Who will pay for the new climate plan?
While the Staten Island seawall may have secured its necessary federal dollars, funding will inevitably be a major issue for de Blasio's proposed buildout. With estimates between $5 and $10 billion , de Blasio said in a New York magazine op-ed on Thursday that funding for the project should come from the federal government. Curiously, though, he also acknowledged that President Donald Trump is unlikely to fork over that money in the name of guarding against climate change. "I'm stating the pretty tragically obvious truth right now that there is no federal resiliency strategy," de Blasio said during Thursday's press conference. "Do I think the Trump administration is going to change? No, we've got a climate denier in the White House ."
The obvious next question is how de Blasio plans to get federal funding without Trump. On Thursday, he floated a number of options to reporters. First, de Blasio said that building for the project wouldn't even begin until 2020 apparently hinting at his optimism that Trump will lose a bid for re-election to a climate-conscious Democrat. Questioned with the hypothetical that Trump secures a second term, de Blasio then floated the possibility that Democrats win the Senate in 2020. The mayor said that he planned to sit down with U.S. Sen. Chuck Schumer a presumptive Senate majority leader in the next few days to talk about his plan.

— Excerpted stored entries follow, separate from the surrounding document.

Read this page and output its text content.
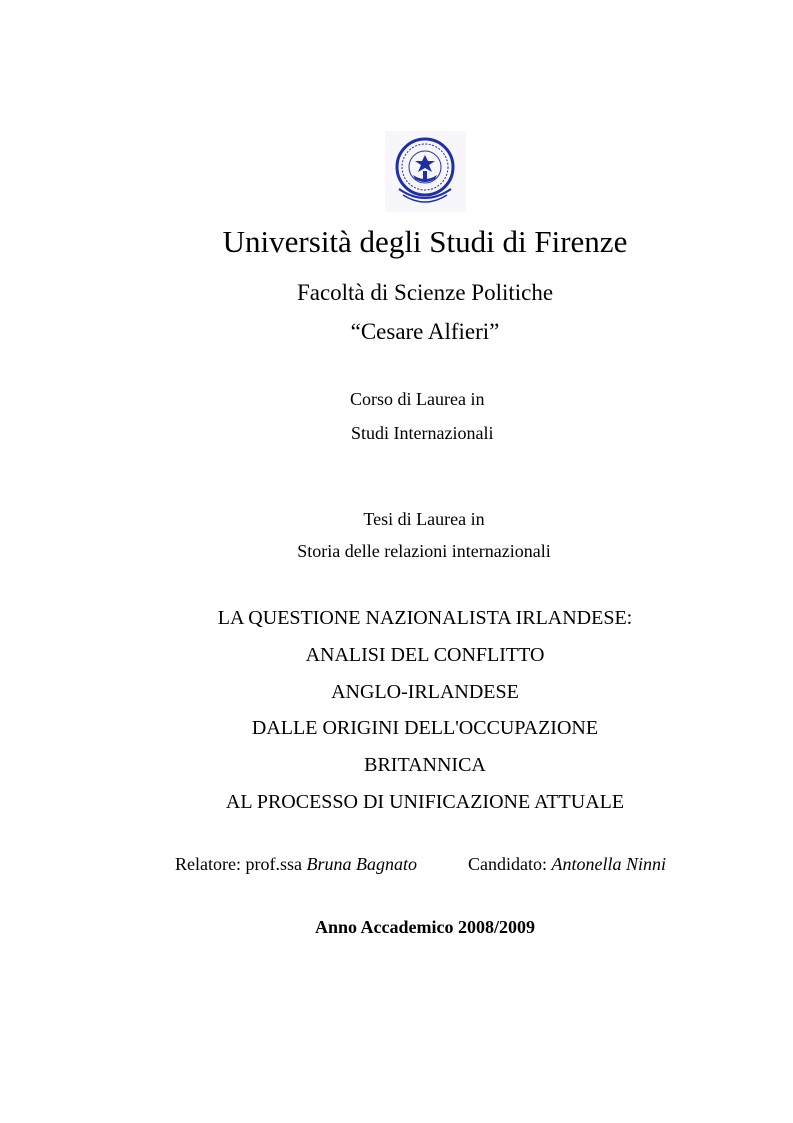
Università degli Studi di Firenze
Facoltà di Scienze Politiche
“Cesare Alfieri”
Corso di Laurea in
Studi Internazionali
Tesi di Laurea in
Storia delle relazioni internazionali
LA QUESTIONE NAZIONALISTA IRLANDESE:
ANALISI DEL CONFLITTO
ANGLO-IRLANDESE
DALLE ORIGINI DELL'OCCUPAZIONE
BRITANNICA
AL PROCESSO DI UNIFICAZIONE ATTUALE
Relatore: prof.ssa Bruna Bagnato	Candidato: Antonella Ninni
Anno Accademico 2008/2009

If either of those options fail, de Blasio said that the city would have to have a very serious and honest conversation with the community about the possibility of private funding. The city could allow private development in the area in exchange for funding for the project, but that option would likely not only take longer, but would invite criticism from residents. While de Blasio acknowledged that he'd want to avoid that option if possible, the urgency of the matter may be too great to not pursue it.
Already though, the notion of private development in the place of federal funding is putting some off. "With this plan to provide protection for the entire coastline of Lower Manhattan, we now have a roadmap to a more resilient and sustainable future," New York City Councilwoman Margaret S. Chin , who represents parts of the Lower East Side , said in a statement. "However, this more resilient future cannot be paid for by private real estate development that would destroy the waterfront neighborhoods that we are trying to protect."
Chin is not alone on the position, as de Blasio noted that federal funding, rather than private development, could speed the process up by as many as five years. While the city will engage in a community outreach process and begin a planning process in the spring, until 2020, it will be hard to know exactly what the project would look like without knowing where the funding will come from. De Blasio, at least, is optimistic. "There's still time to get the federal dollars," he said.